At the hospital the lights in the lobby were all off and the entrance was locked. After the two of them had been banging on the door for a few minutes, a guard came out waving his flashlight at them. He was followed by the head nurse. The tension was evident in both their faces. They’d thought it was soldiers who’d come back.
The corridors and emergency stairs were as dark as the lobby. Guided only by the beam from the guard’s flashlight, they eventually reached the ward where the other woman’s cousin was staying. Here, the blackness was even more intense; sheets had been hung over the windows. Even in the pitch dark, they could sense that the patients and nurses were alert. The other woman left Eun-sook’s side and went over to her aunt. “What are we going to do?” her aunt whispered. “They’re saying that when the soldiers get here, the wounded will all be shot.”
Eun-sook sat down beneath the window, her back against the wall.
“Don’t sit near the window, it’s dangerous.” The speaker was a man who seemed to be the relative of the patient in the neighboring bed.
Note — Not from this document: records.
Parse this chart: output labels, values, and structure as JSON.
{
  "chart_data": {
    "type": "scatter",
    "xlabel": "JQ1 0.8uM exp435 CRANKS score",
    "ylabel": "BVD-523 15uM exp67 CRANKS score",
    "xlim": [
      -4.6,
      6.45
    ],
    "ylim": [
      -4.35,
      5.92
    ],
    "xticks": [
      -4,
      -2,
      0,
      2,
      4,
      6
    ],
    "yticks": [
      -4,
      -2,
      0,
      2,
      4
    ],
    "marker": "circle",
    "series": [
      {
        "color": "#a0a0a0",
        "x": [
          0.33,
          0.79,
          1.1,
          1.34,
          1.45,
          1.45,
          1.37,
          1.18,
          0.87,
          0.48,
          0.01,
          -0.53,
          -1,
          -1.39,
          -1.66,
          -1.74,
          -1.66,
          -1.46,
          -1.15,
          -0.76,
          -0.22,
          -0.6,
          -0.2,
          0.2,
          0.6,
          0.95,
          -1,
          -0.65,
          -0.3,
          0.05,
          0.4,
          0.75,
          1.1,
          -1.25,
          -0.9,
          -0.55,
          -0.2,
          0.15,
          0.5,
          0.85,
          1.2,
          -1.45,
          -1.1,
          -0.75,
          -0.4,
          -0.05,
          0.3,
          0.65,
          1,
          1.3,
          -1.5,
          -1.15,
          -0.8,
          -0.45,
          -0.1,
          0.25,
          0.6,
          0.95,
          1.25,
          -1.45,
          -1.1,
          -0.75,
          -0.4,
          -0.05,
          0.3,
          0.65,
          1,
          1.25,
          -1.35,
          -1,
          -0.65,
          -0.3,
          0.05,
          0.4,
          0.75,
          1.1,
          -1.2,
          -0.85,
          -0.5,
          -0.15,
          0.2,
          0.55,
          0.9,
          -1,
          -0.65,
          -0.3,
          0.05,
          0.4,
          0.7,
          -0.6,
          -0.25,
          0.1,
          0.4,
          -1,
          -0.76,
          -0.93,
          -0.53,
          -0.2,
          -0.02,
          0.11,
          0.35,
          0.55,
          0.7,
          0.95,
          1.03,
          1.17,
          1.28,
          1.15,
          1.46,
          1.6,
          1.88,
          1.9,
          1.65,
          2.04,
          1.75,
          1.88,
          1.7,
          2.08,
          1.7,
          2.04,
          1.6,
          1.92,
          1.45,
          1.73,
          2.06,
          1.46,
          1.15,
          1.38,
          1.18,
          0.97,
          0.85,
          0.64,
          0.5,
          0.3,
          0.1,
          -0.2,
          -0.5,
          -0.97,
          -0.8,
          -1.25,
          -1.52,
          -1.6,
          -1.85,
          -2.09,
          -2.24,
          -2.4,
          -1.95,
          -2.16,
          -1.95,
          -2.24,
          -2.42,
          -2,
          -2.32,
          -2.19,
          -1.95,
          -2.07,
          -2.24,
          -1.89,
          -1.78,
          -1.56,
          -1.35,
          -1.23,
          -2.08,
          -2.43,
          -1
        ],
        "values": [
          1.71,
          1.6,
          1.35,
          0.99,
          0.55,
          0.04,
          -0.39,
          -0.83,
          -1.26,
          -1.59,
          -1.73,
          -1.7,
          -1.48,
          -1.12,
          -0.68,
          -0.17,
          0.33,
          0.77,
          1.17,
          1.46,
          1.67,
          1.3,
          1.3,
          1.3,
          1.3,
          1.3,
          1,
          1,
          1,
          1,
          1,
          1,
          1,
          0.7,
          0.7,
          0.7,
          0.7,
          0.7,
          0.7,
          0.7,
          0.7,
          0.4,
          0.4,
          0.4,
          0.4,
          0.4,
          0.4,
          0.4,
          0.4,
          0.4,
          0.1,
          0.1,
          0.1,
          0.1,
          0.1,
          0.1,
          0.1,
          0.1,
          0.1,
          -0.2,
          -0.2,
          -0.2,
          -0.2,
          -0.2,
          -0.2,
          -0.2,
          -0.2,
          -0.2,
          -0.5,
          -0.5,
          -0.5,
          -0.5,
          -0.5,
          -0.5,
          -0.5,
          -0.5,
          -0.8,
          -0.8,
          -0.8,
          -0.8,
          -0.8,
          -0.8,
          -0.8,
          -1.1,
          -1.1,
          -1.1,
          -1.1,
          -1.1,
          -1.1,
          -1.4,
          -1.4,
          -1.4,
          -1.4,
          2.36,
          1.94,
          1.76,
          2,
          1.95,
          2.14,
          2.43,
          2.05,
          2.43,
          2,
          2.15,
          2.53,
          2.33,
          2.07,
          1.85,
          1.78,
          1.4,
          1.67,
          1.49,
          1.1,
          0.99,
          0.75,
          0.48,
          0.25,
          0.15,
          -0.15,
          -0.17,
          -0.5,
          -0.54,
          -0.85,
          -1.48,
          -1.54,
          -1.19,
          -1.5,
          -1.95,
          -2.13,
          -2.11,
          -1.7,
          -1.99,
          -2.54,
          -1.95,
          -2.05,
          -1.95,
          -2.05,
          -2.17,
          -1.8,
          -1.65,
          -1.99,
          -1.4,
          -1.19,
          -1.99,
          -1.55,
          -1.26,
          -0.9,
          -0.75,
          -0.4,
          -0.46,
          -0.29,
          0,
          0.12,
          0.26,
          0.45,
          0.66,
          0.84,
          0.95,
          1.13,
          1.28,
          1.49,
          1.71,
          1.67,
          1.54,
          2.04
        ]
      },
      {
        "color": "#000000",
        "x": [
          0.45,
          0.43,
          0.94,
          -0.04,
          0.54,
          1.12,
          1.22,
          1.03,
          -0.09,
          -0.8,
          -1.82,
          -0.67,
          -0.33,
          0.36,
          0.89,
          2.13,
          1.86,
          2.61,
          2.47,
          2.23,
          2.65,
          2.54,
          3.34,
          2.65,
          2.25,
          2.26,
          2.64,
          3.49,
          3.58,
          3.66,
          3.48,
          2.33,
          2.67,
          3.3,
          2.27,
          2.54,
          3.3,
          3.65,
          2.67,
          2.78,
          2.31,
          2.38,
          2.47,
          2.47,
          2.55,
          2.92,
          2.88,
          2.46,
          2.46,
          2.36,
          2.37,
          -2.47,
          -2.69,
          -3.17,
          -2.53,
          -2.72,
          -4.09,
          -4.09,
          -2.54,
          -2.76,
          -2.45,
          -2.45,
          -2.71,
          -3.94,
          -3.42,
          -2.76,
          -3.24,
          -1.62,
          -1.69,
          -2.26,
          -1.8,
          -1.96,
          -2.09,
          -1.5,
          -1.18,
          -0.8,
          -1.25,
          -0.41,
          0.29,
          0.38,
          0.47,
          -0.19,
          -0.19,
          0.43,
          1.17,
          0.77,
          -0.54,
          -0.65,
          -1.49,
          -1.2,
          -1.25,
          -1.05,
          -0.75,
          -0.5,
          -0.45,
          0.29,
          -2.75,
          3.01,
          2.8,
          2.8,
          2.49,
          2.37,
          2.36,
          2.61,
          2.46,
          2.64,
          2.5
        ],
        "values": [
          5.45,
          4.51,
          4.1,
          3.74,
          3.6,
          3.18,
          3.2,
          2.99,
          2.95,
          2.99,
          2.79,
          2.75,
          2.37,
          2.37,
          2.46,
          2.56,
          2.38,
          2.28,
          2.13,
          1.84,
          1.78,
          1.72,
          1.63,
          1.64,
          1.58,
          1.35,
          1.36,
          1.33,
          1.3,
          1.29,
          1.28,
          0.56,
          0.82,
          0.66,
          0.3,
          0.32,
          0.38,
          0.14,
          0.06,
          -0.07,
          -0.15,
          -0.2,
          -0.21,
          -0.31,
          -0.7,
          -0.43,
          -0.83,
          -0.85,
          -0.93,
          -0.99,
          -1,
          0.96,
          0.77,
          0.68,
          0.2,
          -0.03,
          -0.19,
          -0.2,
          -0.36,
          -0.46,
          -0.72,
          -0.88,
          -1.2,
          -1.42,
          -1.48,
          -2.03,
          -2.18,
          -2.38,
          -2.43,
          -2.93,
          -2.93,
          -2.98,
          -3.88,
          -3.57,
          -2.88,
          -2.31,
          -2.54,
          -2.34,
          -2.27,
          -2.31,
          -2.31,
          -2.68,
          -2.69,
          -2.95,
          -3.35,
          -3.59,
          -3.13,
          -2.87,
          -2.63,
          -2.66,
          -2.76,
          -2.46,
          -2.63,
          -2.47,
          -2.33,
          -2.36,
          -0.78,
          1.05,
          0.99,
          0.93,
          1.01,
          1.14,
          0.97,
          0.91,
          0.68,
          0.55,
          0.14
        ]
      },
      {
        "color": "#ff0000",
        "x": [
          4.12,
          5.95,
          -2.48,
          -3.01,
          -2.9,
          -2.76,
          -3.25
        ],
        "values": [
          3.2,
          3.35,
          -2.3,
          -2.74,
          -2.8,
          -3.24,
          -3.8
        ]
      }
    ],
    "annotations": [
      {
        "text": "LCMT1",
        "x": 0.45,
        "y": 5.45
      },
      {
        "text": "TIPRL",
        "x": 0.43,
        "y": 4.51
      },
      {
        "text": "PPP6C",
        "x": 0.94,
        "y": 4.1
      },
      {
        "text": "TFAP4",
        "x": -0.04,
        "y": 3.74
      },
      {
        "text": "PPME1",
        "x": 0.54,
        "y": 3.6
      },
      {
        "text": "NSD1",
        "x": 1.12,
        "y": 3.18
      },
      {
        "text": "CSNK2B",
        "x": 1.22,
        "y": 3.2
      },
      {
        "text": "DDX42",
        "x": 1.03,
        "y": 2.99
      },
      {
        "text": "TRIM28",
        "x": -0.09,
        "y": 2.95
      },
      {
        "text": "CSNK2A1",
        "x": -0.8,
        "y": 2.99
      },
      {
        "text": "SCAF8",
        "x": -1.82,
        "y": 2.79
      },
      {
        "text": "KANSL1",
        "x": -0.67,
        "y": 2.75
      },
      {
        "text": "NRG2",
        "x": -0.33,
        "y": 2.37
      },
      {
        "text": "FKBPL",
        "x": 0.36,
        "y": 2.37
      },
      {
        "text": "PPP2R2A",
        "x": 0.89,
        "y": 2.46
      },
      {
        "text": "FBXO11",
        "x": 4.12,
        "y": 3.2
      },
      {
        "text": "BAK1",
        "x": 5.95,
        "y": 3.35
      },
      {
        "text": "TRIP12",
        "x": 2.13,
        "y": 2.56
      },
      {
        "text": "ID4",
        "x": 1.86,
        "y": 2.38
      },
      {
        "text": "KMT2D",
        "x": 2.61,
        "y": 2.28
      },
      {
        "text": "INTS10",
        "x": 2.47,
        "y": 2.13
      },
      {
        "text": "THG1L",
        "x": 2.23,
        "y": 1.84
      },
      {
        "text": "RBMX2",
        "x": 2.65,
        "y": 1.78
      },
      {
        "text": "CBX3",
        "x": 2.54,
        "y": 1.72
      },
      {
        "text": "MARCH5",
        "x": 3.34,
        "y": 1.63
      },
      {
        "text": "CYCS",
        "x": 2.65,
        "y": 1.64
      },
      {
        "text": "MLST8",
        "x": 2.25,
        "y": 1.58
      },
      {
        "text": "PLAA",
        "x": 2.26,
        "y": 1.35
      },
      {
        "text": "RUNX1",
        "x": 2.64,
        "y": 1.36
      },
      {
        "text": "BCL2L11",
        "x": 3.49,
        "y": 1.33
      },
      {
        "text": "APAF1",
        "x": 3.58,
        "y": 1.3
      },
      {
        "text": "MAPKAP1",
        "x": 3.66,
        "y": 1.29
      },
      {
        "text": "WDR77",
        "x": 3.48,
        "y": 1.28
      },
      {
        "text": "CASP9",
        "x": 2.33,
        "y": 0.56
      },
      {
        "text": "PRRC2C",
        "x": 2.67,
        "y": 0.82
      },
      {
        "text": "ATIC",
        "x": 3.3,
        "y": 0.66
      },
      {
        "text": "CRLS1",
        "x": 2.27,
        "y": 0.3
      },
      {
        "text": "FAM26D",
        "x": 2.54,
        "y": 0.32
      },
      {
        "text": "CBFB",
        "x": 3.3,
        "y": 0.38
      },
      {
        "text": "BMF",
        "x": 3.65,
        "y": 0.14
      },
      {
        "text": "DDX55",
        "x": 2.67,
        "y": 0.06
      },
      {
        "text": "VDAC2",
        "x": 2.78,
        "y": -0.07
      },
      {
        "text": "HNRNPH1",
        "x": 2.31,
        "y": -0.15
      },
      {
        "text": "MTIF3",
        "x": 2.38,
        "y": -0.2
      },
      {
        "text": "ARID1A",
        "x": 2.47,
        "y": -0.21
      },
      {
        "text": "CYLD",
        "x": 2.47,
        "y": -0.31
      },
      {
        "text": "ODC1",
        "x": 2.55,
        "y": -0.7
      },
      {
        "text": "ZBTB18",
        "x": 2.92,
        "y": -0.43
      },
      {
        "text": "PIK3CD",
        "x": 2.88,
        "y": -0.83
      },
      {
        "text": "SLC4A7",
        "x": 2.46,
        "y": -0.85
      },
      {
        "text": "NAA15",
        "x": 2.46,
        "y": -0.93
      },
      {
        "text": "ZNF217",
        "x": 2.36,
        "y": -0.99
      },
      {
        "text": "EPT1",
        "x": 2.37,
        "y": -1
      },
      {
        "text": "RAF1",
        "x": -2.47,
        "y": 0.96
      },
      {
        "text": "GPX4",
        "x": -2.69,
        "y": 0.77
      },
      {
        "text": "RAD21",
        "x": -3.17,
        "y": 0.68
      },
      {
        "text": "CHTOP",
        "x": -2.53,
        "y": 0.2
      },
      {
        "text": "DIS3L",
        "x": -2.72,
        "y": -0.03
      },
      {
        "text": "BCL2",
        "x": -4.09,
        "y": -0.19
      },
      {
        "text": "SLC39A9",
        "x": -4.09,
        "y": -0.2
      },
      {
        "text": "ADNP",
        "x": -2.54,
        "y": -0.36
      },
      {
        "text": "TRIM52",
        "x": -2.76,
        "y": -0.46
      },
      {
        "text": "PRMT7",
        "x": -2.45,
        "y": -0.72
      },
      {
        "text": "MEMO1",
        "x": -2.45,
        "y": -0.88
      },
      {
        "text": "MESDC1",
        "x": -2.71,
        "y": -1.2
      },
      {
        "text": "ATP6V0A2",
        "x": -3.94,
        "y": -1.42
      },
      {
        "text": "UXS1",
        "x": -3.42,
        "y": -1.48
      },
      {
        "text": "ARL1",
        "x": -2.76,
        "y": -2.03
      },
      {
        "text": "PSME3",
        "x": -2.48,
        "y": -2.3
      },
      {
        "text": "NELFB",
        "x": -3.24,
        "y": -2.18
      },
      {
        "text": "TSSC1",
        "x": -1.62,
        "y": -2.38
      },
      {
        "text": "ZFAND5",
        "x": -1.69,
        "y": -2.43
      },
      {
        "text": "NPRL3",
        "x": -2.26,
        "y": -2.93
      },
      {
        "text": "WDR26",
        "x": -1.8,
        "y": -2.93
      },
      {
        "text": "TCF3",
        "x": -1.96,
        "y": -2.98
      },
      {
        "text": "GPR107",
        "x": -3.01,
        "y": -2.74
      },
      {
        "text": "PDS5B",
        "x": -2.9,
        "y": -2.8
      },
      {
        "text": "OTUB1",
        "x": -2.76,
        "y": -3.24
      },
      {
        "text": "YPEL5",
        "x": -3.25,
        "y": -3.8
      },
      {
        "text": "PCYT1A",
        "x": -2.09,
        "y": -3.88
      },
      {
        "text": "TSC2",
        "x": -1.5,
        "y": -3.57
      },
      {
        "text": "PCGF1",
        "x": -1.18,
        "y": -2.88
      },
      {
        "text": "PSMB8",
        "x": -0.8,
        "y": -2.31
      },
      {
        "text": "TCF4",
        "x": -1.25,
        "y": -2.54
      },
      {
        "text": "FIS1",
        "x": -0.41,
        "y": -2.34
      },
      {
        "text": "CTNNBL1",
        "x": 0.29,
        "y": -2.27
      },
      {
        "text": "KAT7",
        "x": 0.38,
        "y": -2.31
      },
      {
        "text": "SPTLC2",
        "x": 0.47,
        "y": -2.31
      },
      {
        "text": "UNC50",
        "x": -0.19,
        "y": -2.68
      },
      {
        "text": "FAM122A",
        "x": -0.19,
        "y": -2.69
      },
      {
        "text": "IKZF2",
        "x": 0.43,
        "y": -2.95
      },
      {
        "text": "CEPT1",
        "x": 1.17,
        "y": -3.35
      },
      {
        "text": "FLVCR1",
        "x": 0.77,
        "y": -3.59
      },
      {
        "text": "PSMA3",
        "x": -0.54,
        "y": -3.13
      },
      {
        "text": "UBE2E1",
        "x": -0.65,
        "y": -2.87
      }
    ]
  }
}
It was too dark for Eun-sook to make out his face. “There was a lot of gunfire the day the soldiers retreated, too—the clothes we’d hung over this window had bullet holes in them. If someone had been standing there, what d’you think would’ve happened to them?”
She shifted away from the window.
One of the patients was in critical condition, his breathing ragged; a nurse came to the ward every twenty minutes to check up on him. Every time the beam from her flashlight arced over the ward like a searchlight, the faces it illuminated were rigid with terror. What are we going to do? Will the soldiers really come into a hospital? If they’re saying the wounded will be shot, shouldn’t we discharge them all as soon as it’s light? It’s barely been a day since your cousin recovered consciousness; what’ll we do if the stitches tear? To each of her aunt’s whispered questions, the student who’d worked in the cafeteria made an even quieter reply. “I don’t know, Aunty.”
How much time had passed? Eun-sook heard a faint voice, clearly coming from some distance, and turned toward the window. The voice grew stronger: it was a woman, speaking into a megaphone, but not Seon-ju.
“Citizens, please join us in front of the Provincial Office. The army is reentering the city.”
The silence swelled inside the room, like a huge balloon expanding to fill all corners. A truck rattled by in front of the hospital, and the voice grew even louder.
“We have resolved to fight to the end. Please come out and join us, fight with us side by side.”